Each of these projects builds on the Linux home server skills discussed in those articles.
Conclusion
Setting up Docker allows a complete shift in how you can manage, deploy, and scale applications across Linux systems. Whether you’re tinkering with a VM, wrestling with a home server, or building out a full lab environment, containers offer this beautifully clean and consistent way to run services without all the overhead headaches. This used to keep me up at night.
Now that your Docker host is up, you’re ready to start exploring. As you move forward, Docker becomes this incredibly flexible foundation. Keep building, keep breaking things (safely, of course), and keep learning. That’s where the real magic happens. I am, I know I will be!
Nice Article, it doesn’t explain why Docker is better than running those service in a “Linux Jail” or in a VM though. I might try installing it just to play with somethings I’ve been wanting to try, IDK.
Anyways, very well written article.
I haven’t used Docker as yet, but I am in the market for using a couple of containers. I was also doing a comparison between Docker and Podman.
Any thoughts on the differences?
@hydn Great article as always! I enjoy reading what you put together as it is always organized well.
@tmick I do not have much experience with “Linux Jails”, so I wont be able to speak to that, but I use Docker Containers and Docker Compose daily. 90% of the services I run at home are through containers. I have a few VMs still up and running as well.
I personally chose to explore containers more due to an incident I ran into many years ago with my hosted email setup. I use a combination of postfix, dovecot, and opendkim. At the time, I was running them “on bare metal” next to an Icinga2 instance, a Grafana instance, and several other apps.
I was installing updates with apt (sudo apt update && sudo apt upgrade -y), and at the end of the install, postfix was toast. My /etc/postfix directory was mostly empty, and I couldn’t get my email server back up and running (thankfully the actual emails were fine).
I was relatively new to Linux at this time too, so I’m sure plenty of mistakes were made by me that got me into this situation. Maybe I had conflicts in dependencies? Maybe I answered questions from apt wrong? Maybe postfix did an update and I misinterpreted what was happening? Regardless, I decided right then and there, that I didn’t want that situation to happen again.
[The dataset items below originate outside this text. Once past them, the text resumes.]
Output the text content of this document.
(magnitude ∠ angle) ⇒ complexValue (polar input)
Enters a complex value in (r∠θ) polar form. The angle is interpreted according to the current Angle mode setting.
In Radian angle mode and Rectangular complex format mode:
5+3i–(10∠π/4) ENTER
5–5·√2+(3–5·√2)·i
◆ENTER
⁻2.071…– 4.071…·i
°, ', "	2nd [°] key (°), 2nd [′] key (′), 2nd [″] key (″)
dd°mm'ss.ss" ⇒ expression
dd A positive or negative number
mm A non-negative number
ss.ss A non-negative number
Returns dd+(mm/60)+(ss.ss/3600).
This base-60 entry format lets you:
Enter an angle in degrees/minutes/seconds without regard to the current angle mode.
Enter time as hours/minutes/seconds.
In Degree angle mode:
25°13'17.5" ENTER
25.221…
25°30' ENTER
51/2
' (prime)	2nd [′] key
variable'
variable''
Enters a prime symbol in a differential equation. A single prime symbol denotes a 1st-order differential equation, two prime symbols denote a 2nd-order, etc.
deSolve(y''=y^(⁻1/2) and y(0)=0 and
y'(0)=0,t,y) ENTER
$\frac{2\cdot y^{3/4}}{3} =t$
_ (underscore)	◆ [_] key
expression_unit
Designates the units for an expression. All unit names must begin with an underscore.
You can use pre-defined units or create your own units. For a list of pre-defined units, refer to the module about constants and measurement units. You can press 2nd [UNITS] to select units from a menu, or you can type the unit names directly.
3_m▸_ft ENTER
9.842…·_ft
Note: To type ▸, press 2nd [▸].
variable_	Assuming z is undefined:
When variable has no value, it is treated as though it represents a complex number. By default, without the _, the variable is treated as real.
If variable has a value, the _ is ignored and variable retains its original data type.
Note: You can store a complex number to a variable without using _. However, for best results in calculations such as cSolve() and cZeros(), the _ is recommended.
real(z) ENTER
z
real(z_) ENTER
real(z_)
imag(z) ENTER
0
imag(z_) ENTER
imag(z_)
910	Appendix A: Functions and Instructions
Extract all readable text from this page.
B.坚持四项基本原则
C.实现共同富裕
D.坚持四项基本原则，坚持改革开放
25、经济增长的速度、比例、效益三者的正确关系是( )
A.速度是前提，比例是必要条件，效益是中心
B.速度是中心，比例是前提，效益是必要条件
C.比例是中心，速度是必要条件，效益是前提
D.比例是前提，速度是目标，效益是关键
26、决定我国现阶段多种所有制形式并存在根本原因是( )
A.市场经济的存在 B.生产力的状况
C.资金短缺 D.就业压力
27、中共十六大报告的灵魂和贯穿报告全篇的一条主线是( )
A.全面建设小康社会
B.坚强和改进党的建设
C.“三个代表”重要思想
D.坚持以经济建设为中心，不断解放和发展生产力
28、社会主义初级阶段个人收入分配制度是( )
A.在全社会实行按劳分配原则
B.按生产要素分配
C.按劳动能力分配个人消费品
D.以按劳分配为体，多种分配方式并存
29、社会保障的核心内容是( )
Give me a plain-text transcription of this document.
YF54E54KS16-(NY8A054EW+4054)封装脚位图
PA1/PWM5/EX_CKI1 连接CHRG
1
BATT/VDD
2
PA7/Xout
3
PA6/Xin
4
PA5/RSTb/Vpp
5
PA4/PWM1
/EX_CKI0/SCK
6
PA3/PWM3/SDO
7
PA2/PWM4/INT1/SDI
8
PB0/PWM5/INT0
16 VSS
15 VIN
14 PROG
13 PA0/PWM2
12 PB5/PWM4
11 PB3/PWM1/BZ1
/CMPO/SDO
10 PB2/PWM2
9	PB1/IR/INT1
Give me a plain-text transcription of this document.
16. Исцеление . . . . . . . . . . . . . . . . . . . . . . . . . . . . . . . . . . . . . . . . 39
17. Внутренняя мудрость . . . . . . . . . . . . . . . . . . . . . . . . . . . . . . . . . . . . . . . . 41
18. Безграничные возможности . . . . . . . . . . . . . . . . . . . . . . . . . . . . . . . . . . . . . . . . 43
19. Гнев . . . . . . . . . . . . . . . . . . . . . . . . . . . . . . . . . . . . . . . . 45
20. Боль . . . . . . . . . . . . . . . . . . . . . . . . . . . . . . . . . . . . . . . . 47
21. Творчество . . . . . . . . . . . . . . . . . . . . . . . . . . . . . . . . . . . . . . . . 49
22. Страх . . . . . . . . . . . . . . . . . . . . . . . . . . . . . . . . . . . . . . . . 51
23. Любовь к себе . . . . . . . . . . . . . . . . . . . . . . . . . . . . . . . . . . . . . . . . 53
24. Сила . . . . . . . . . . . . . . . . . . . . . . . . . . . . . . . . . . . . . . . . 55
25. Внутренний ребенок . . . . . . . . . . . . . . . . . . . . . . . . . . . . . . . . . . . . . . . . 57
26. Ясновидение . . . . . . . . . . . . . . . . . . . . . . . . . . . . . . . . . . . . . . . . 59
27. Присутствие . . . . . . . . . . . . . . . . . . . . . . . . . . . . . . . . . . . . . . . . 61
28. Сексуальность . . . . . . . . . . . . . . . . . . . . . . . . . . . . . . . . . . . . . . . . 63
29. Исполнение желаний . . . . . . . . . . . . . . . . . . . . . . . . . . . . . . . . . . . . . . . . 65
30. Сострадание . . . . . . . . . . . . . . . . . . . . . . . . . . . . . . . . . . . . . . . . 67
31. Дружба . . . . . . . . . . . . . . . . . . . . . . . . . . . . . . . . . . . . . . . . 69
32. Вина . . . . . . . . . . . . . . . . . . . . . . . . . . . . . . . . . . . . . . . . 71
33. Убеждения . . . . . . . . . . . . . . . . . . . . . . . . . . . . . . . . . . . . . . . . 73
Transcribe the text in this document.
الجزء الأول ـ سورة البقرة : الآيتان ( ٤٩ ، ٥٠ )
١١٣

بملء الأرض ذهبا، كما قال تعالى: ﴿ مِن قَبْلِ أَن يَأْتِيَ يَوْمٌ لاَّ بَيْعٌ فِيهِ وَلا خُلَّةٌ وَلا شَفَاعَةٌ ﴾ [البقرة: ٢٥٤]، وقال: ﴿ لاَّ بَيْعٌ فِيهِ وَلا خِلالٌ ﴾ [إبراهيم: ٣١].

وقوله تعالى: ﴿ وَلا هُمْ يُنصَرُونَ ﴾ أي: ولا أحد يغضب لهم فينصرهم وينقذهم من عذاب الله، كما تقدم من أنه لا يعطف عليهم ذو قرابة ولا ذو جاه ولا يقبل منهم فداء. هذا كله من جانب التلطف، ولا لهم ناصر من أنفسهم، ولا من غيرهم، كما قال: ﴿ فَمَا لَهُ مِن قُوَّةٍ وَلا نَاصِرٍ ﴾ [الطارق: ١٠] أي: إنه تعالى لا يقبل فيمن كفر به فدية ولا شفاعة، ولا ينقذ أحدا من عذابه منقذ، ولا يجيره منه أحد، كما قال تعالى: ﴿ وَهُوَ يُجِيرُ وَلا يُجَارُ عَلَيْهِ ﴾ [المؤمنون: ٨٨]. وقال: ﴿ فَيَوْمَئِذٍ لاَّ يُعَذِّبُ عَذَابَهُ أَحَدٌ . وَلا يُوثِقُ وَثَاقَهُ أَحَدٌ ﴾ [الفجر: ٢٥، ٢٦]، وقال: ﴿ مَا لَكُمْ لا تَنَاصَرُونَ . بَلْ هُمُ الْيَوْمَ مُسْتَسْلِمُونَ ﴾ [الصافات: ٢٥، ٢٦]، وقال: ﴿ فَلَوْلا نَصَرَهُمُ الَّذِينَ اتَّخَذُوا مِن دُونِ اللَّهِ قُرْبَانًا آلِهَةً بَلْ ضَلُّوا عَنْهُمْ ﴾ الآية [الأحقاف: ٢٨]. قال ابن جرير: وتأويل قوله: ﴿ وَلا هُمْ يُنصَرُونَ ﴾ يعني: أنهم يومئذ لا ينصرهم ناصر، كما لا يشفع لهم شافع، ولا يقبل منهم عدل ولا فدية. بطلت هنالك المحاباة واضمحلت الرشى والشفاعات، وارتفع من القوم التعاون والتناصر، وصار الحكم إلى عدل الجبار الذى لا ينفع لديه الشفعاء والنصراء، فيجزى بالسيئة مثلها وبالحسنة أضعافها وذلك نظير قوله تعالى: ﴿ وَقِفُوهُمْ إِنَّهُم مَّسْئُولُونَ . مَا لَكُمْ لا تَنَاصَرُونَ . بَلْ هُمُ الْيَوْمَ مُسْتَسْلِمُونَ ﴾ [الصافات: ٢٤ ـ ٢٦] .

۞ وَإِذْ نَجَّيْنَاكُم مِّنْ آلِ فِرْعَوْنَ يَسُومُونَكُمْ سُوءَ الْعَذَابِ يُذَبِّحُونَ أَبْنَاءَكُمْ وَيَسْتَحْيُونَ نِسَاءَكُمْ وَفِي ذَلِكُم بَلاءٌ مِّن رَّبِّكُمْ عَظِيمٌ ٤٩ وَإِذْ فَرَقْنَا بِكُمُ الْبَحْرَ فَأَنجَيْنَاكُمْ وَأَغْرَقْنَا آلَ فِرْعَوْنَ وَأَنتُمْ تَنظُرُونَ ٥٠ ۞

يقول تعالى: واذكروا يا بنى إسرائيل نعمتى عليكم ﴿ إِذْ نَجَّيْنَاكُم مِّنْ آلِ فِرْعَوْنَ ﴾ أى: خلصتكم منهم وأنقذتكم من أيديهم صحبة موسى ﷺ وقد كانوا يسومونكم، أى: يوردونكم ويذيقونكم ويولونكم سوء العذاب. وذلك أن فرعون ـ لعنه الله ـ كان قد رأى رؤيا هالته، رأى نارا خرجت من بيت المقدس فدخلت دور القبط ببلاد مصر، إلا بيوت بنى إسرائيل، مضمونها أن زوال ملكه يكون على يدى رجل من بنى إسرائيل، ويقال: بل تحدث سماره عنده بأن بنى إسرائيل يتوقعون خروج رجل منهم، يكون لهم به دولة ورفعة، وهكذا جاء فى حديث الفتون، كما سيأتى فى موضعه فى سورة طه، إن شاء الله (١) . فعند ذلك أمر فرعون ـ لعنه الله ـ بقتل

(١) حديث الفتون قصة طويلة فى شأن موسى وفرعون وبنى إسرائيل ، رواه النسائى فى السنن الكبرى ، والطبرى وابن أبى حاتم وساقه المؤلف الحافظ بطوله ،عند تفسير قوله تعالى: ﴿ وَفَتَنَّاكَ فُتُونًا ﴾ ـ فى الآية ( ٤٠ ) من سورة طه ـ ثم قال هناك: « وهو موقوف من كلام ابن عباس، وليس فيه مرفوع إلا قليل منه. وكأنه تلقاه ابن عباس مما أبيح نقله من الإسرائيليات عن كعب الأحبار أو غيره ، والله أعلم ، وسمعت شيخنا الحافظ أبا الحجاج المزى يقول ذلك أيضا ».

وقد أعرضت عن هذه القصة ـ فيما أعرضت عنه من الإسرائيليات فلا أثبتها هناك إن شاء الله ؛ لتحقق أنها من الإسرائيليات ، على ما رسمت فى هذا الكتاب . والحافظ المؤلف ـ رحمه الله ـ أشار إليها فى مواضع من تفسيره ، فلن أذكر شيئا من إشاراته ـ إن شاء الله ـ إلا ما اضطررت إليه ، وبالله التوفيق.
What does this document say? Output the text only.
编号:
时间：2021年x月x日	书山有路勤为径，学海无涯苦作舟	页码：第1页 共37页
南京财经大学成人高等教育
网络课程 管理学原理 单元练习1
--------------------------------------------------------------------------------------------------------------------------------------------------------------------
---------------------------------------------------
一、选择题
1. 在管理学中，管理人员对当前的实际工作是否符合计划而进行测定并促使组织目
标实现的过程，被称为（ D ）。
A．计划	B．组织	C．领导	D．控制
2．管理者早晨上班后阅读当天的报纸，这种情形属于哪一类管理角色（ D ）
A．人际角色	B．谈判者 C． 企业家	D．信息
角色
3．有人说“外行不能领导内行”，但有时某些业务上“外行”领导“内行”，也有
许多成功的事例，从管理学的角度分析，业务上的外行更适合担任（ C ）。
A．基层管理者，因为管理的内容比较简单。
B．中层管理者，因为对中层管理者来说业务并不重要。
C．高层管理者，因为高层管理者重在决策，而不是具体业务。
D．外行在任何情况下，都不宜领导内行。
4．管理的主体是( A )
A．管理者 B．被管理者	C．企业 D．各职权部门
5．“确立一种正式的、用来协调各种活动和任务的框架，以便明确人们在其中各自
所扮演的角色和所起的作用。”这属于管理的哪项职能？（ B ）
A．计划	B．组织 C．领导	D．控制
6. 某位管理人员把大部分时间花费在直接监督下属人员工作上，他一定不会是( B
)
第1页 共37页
So why do I use Docker and containers over jails/VMs? Because I wanted to create an environment where one package’s dependencies wouldn’t impact another’s. And I wanted to create a way to quickly “get back” to where I was before a change.
Containers are great for both of those use cases. They are meant to be ephemeral. You can stand them up and blow them away and they should still function the next time you spin it back up. Your config and data lives outside of the container, so you have little risk. I can also easily “transfer” my hosted services to another machine because I can just rsync the configs + data volume to another machine, and spin up a container, and know it will function exactly the same.
Can you do this in a VM? Absolutely! To me, a VM feels too heavy for my use case though. Why spin up an entire operating system and services that requires dedicated high resource allocation by the host when I can get the same with less effort and less resource allocation in a container? Containers are definitely not the end-all-be-all answer, and I’ve definitely seem them used as a hammer when the right tool should’ve been a screwdriver.
I’m guessing you have the experience and knowledge to do something similar with a jail? And I would imagine, based on my limited understanding of jails or chroot, that you could make that function in a very similar way. But for me, containers were the best choice for my use cases. Hopefully my perspective can help answer some of the “why” part of your question!
Your question mostly answered my “why” question. But brings up another one. When you state
Your saying there’s a back-up methodology for them then?
Great question ShyBry747!!
I haven’t used either one so I’m no help there.